Yoogo general manager Kirsten Corson said the electric car sharing platform was a "smart and sustainable way to get around town" for businesses and residents.

The first stage of the car share scheme will be launched in November, when Hyundai Ioniq and BMWi3s will be available at hubs in the Christchurch Art Gallery Te Puna o Waiwhetu car park, the West End car park and at Christchurch International Airport.

More hubs will open at the Lichfield Street car park, The Crossing car park, Ara Institute, Canterbury University, Papanui and Fendalton Libraries, and Lyttelton the Community Centre until there are 100 electric vehicles at 10 hubs around the city.

"Our electricity is largely generated from renewable energy, so this electric vehicle scheme will reduce our city's carbon emissions. Also using a transport service with zero tail pipe emissions will improve air quality and have positive health benefits for the residents of Christchurch," Kevin Crutchley, the city council's resource efficiency manager and scheme project manager said.

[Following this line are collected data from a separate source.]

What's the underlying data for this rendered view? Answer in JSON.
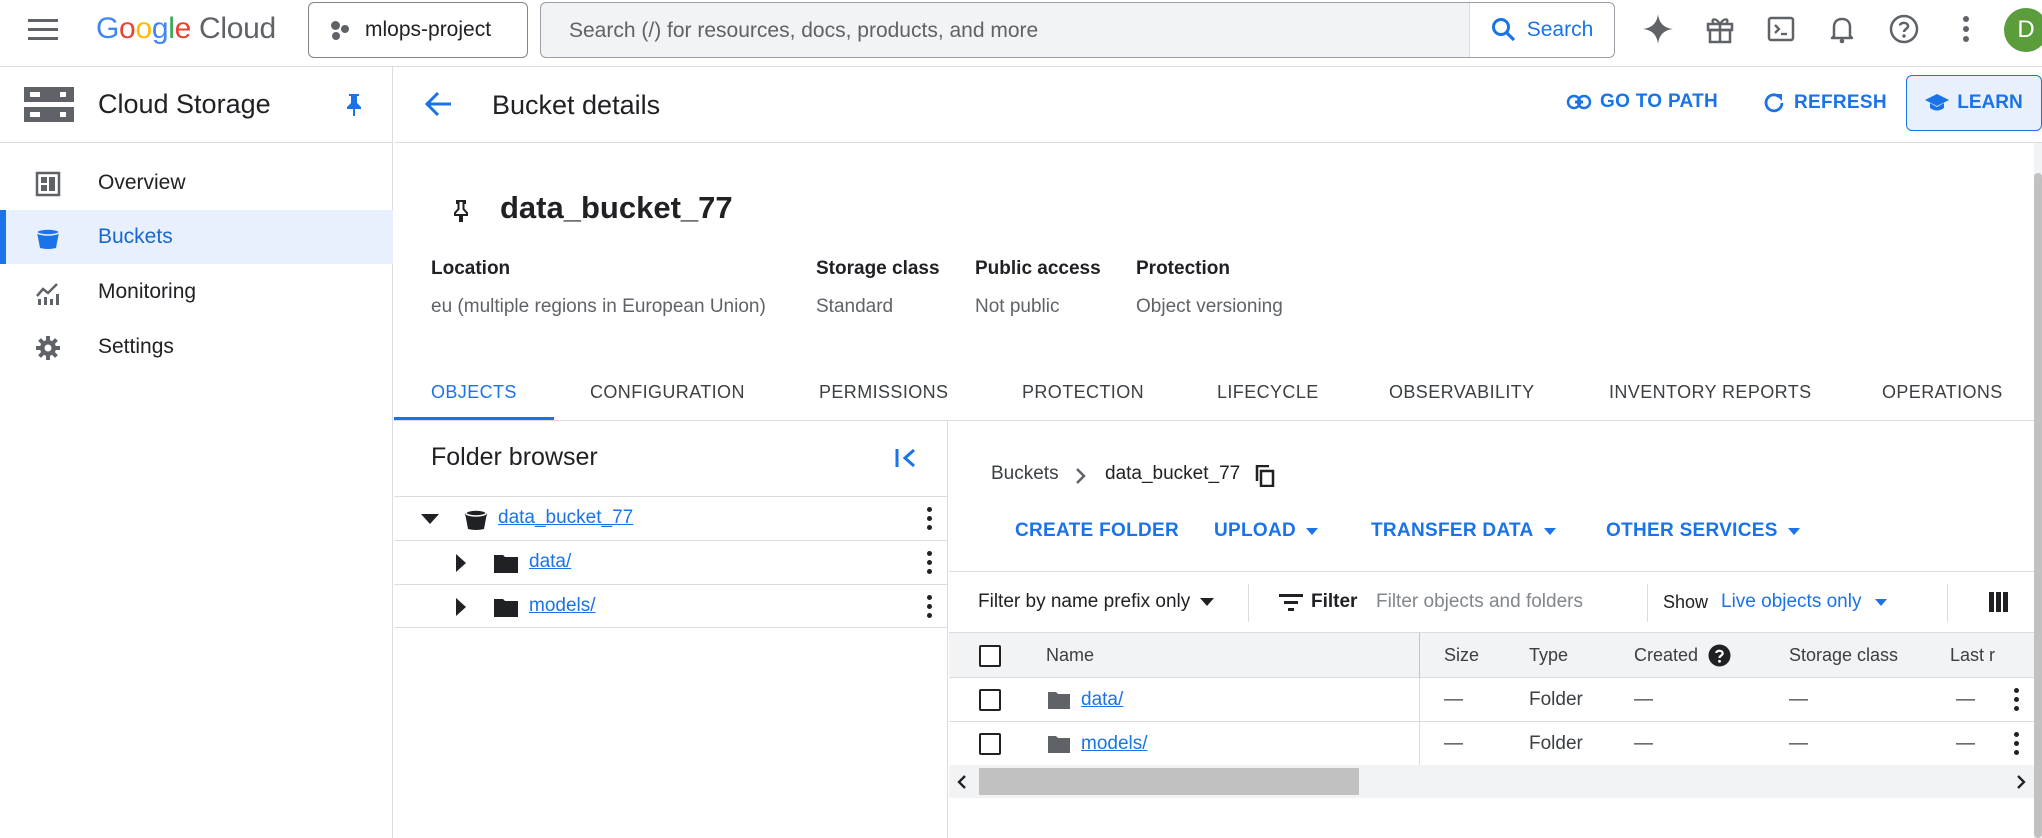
{
  "topbar": {
    "logo_google": [
      "G",
      "o",
      "o",
      "g",
      "l",
      "e"
    ],
    "logo_cloud": "Cloud",
    "project": "mlops-project",
    "search_placeholder": "Search (/) for resources, docs, products, and more",
    "search_button": "Search",
    "avatar_initial": "D",
    "icons": [
      "menu-icon",
      "gemini-sparkle-icon",
      "gift-icon",
      "cloud-shell-icon",
      "notifications-icon",
      "help-icon",
      "more-vert-icon"
    ]
  },
  "sidebar": {
    "title": "Cloud Storage",
    "items": [
      {
        "label": "Overview",
        "icon": "dashboard-icon"
      },
      {
        "label": "Buckets",
        "icon": "bucket-icon",
        "active": true
      },
      {
        "label": "Monitoring",
        "icon": "monitoring-icon"
      },
      {
        "label": "Settings",
        "icon": "settings-icon"
      }
    ]
  },
  "header": {
    "title": "Bucket details",
    "go_to_path": "GO TO PATH",
    "refresh": "REFRESH",
    "learn": "LEARN"
  },
  "bucket": {
    "name": "data_bucket_77",
    "info": [
      {
        "label": "Location",
        "value": "eu (multiple regions in European Union)"
      },
      {
        "label": "Storage class",
        "value": "Standard"
      },
      {
        "label": "Public access",
        "value": "Not public"
      },
      {
        "label": "Protection",
        "value": "Object versioning"
      }
    ]
  },
  "tabs": [
    "OBJECTS",
    "CONFIGURATION",
    "PERMISSIONS",
    "PROTECTION",
    "LIFECYCLE",
    "OBSERVABILITY",
    "INVENTORY REPORTS",
    "OPERATIONS"
  ],
  "active_tab": "OBJECTS",
  "folder_browser": {
    "title": "Folder browser",
    "root": "data_bucket_77",
    "folders": [
      "data/",
      "models/"
    ]
  },
  "objects": {
    "breadcrumb_root": "Buckets",
    "breadcrumb_current": "data_bucket_77",
    "actions": {
      "create_folder": "CREATE FOLDER",
      "upload": "UPLOAD",
      "transfer_data": "TRANSFER DATA",
      "other_services": "OTHER SERVICES"
    },
    "filter_mode": "Filter by name prefix only",
    "filter_label": "Filter",
    "filter_placeholder": "Filter objects and folders",
    "show_label": "Show",
    "show_value": "Live objects only",
    "columns": [
      "Name",
      "Size",
      "Type",
      "Created",
      "Storage class",
      "Last r"
    ],
    "rows": [
      {
        "name": "data/",
        "size": "—",
        "type": "Folder",
        "created": "—",
        "storage_class": "—",
        "last": "—"
      },
      {
        "name": "models/",
        "size": "—",
        "type": "Folder",
        "created": "—",
        "storage_class": "—",
        "last": "—"
      }
    ]
  },
  "colors": {
    "accent": "#1a73e8",
    "active_bg": "#e8f0fe",
    "border": "#dadce0"
  }
}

Christchurch Airport chief executive Malcolm Johns says joining the scheme aligns with the airport's interest in energy management and migrating its vehicle fleet to fully electric.

The Christchurch Agency for Energy Trust was a foundation supporter, providing a grant towards the charging infrastructure for the first phase. The Energy Efficiency and Conservation Authority has provided funding towards phase two of the service through the Low Emission Vehicles Contestable Fund.